Initially, the patients who embraced virtual visits had smart phones and computers. Atrium Health teammates recognized that too many people in the community were excluded from this life-saving care, so the approach shifted. By incorporating community paramedicine teams, providers could bring the technology to patients who needed it. Most of the babies in the pediatric virtual hospital have families who are on Medicaid.

“It allows us to continue seeing these babies without making the moms or other family members who are COVID-positive come into an office,” Dr. Lurie says. “This way, ­they don’t expose other people to COVID, and they don’t have to leave their home if they don’t feel well. So we're preventing further disparities of care for some of our underserved populations.”

The teams also offer translation services for more than 200 languages to families whose first language is not English to ensure our community members know how to protect themselves and provide communication in the way patients are most comfortable. They bring COVID-19 care into underserved neighborhoods that face disproportionate impact from the virus, allowing more people to quarantine at home and avoid going out to doctors’ offices and clinics.

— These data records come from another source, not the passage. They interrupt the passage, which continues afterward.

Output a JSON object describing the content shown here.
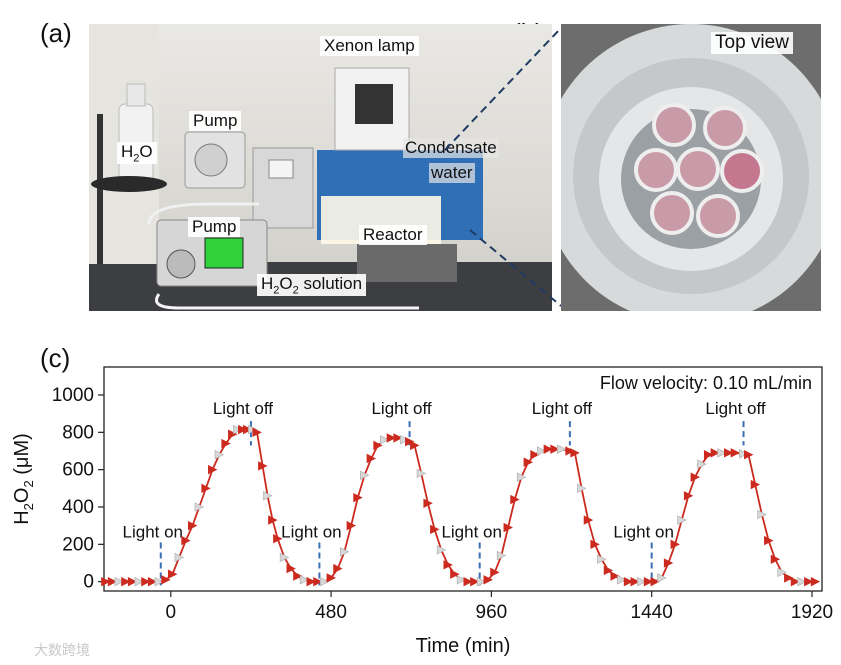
{
  "panel_labels": {
    "a": "(a)",
    "b": "(b)",
    "c": "(c)"
  },
  "photo_a": {
    "labels": {
      "xenon_lamp": "Xenon lamp",
      "pump_top": "Pump",
      "h2o": "H",
      "h2o_sub": "2",
      "h2o_tail": "O",
      "condensate": "Condensate",
      "water": "water",
      "pump_bottom": "Pump",
      "reactor": "Reactor",
      "h2o2_h": "H",
      "h2o2_sub1": "2",
      "h2o2_o": "O",
      "h2o2_sub2": "2",
      "h2o2_tail": " solution"
    }
  },
  "photo_b": {
    "label": "Top view"
  },
  "watermark": "大数跨境",
  "chart_data": {
    "type": "line",
    "annotation": "Flow velocity: 0.10 mL/min",
    "xlabel": "Time (min)",
    "ylabel_parts": [
      "H",
      "2",
      "O",
      "2",
      " (μM)"
    ],
    "xlim": [
      -200,
      1950
    ],
    "ylim": [
      -50,
      1150
    ],
    "xticks": [
      0,
      480,
      960,
      1440,
      1920
    ],
    "yticks": [
      0,
      200,
      400,
      600,
      800,
      1000
    ],
    "line_color": "#cc2a1e",
    "marker_color": "#cc2a1e",
    "alt_marker_color": "#d8d8d8",
    "event_color": "#3a6fb5",
    "events": [
      {
        "label": "Light on",
        "x": -30
      },
      {
        "label": "Light off",
        "x": 240
      },
      {
        "label": "Light on",
        "x": 445
      },
      {
        "label": "Light off",
        "x": 715
      },
      {
        "label": "Light on",
        "x": 925
      },
      {
        "label": "Light off",
        "x": 1195
      },
      {
        "label": "Light on",
        "x": 1440
      },
      {
        "label": "Light off",
        "x": 1715
      }
    ],
    "series": [
      {
        "values": [
          [
            -195,
            0
          ],
          [
            -175,
            0
          ],
          [
            -155,
            0
          ],
          [
            -135,
            0
          ],
          [
            -115,
            0
          ],
          [
            -95,
            0
          ],
          [
            -75,
            0
          ],
          [
            -55,
            0
          ],
          [
            -35,
            0
          ],
          [
            -15,
            10
          ],
          [
            5,
            40
          ],
          [
            25,
            130
          ],
          [
            45,
            220
          ],
          [
            65,
            300
          ],
          [
            85,
            400
          ],
          [
            105,
            500
          ],
          [
            125,
            600
          ],
          [
            145,
            680
          ],
          [
            165,
            740
          ],
          [
            185,
            790
          ],
          [
            200,
            815
          ],
          [
            215,
            815
          ],
          [
            230,
            815
          ],
          [
            245,
            815
          ],
          [
            258,
            800
          ],
          [
            275,
            620
          ],
          [
            290,
            460
          ],
          [
            305,
            330
          ],
          [
            320,
            230
          ],
          [
            340,
            130
          ],
          [
            360,
            70
          ],
          [
            380,
            30
          ],
          [
            400,
            10
          ],
          [
            420,
            0
          ],
          [
            440,
            0
          ],
          [
            460,
            0
          ],
          [
            480,
            20
          ],
          [
            500,
            70
          ],
          [
            520,
            160
          ],
          [
            540,
            300
          ],
          [
            560,
            450
          ],
          [
            580,
            570
          ],
          [
            600,
            660
          ],
          [
            620,
            730
          ],
          [
            640,
            760
          ],
          [
            660,
            770
          ],
          [
            680,
            770
          ],
          [
            700,
            760
          ],
          [
            715,
            750
          ],
          [
            730,
            730
          ],
          [
            750,
            580
          ],
          [
            770,
            420
          ],
          [
            790,
            280
          ],
          [
            810,
            170
          ],
          [
            830,
            90
          ],
          [
            850,
            40
          ],
          [
            870,
            10
          ],
          [
            890,
            0
          ],
          [
            910,
            0
          ],
          [
            930,
            0
          ],
          [
            950,
            10
          ],
          [
            970,
            50
          ],
          [
            990,
            140
          ],
          [
            1010,
            290
          ],
          [
            1030,
            440
          ],
          [
            1050,
            560
          ],
          [
            1070,
            640
          ],
          [
            1090,
            680
          ],
          [
            1110,
            700
          ],
          [
            1130,
            710
          ],
          [
            1150,
            710
          ],
          [
            1170,
            710
          ],
          [
            1195,
            700
          ],
          [
            1210,
            690
          ],
          [
            1230,
            500
          ],
          [
            1250,
            330
          ],
          [
            1270,
            200
          ],
          [
            1290,
            120
          ],
          [
            1310,
            60
          ],
          [
            1330,
            30
          ],
          [
            1350,
            10
          ],
          [
            1370,
            0
          ],
          [
            1390,
            0
          ],
          [
            1410,
            0
          ],
          [
            1430,
            0
          ],
          [
            1450,
            0
          ],
          [
            1470,
            20
          ],
          [
            1490,
            100
          ],
          [
            1510,
            200
          ],
          [
            1530,
            330
          ],
          [
            1550,
            460
          ],
          [
            1570,
            560
          ],
          [
            1590,
            630
          ],
          [
            1610,
            680
          ],
          [
            1630,
            690
          ],
          [
            1650,
            690
          ],
          [
            1670,
            690
          ],
          [
            1690,
            690
          ],
          [
            1715,
            685
          ],
          [
            1730,
            680
          ],
          [
            1750,
            520
          ],
          [
            1770,
            360
          ],
          [
            1790,
            220
          ],
          [
            1810,
            120
          ],
          [
            1830,
            50
          ],
          [
            1850,
            20
          ],
          [
            1870,
            0
          ],
          [
            1890,
            0
          ],
          [
            1910,
            0
          ],
          [
            1930,
            0
          ]
        ]
      }
    ]
  }
}
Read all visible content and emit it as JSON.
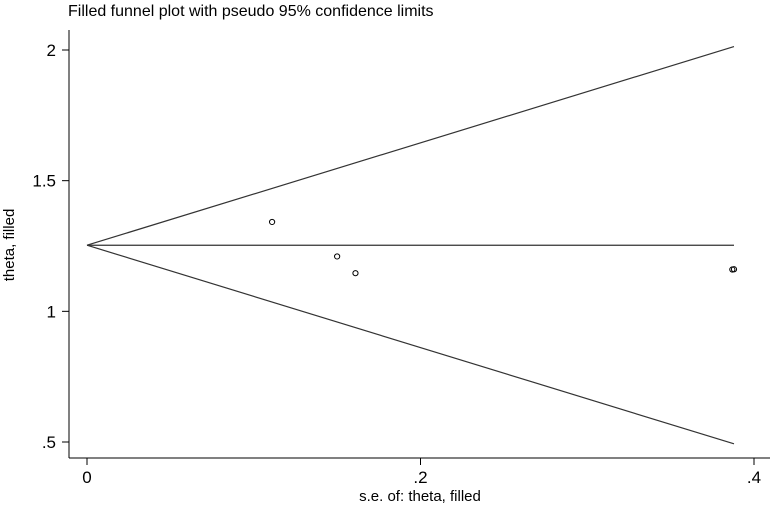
{
  "chart_data": {
    "type": "scatter",
    "title": "Filled funnel plot with pseudo 95% confidence limits",
    "xlabel": "s.e. of: theta, filled",
    "ylabel": "theta, filled",
    "xlim": [
      0,
      0.4
    ],
    "ylim": [
      0.5,
      2
    ],
    "x_ticks": [
      {
        "value": 0,
        "label": "0"
      },
      {
        "value": 0.2,
        "label": ".2"
      },
      {
        "value": 0.4,
        "label": ".4"
      }
    ],
    "y_ticks": [
      {
        "value": 0.5,
        "label": ".5"
      },
      {
        "value": 1,
        "label": "1"
      },
      {
        "value": 1.5,
        "label": "1.5"
      },
      {
        "value": 2,
        "label": "2"
      }
    ],
    "pooled_estimate": 1.253,
    "max_se": 0.388,
    "funnel_limits": {
      "upper": [
        [
          0,
          1.253
        ],
        [
          0.388,
          2.013
        ]
      ],
      "lower": [
        [
          0,
          1.253
        ],
        [
          0.388,
          0.493
        ]
      ]
    },
    "points": [
      {
        "x": 0.111,
        "y": 1.342
      },
      {
        "x": 0.15,
        "y": 1.21
      },
      {
        "x": 0.161,
        "y": 1.146
      },
      {
        "x": 0.387,
        "y": 1.16
      },
      {
        "x": 0.388,
        "y": 1.161
      }
    ],
    "grid": false,
    "colors": {
      "line": "#333333",
      "marker": "#000000",
      "background": "#ffffff"
    }
  }
}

“We're trying to decrease barriers, and that’s really a tenet of Atrium Health,” Dr. Lurie says. “It’s about delivering care, the best care for COVID-19, to all our patients – not just some of our patients. And that really makes me feel good about working here.”

The Future of Virtual Medicine

As the success of the pediatric virtual hospital has become clear, providers are brainstorming ways to expand this model in the future. Children with chronic illnesses, as well as families who have a hard time transporting children to appointments, could greatly benefit from at-home care. In the meantime, an empathetic and equitable model of care offers support to some of the smallest patients of the pandemic.

“That we can continue care during a hard time for these families without having to put the burden on the family to come to us – I think that's really special,” Dr. Lurie says.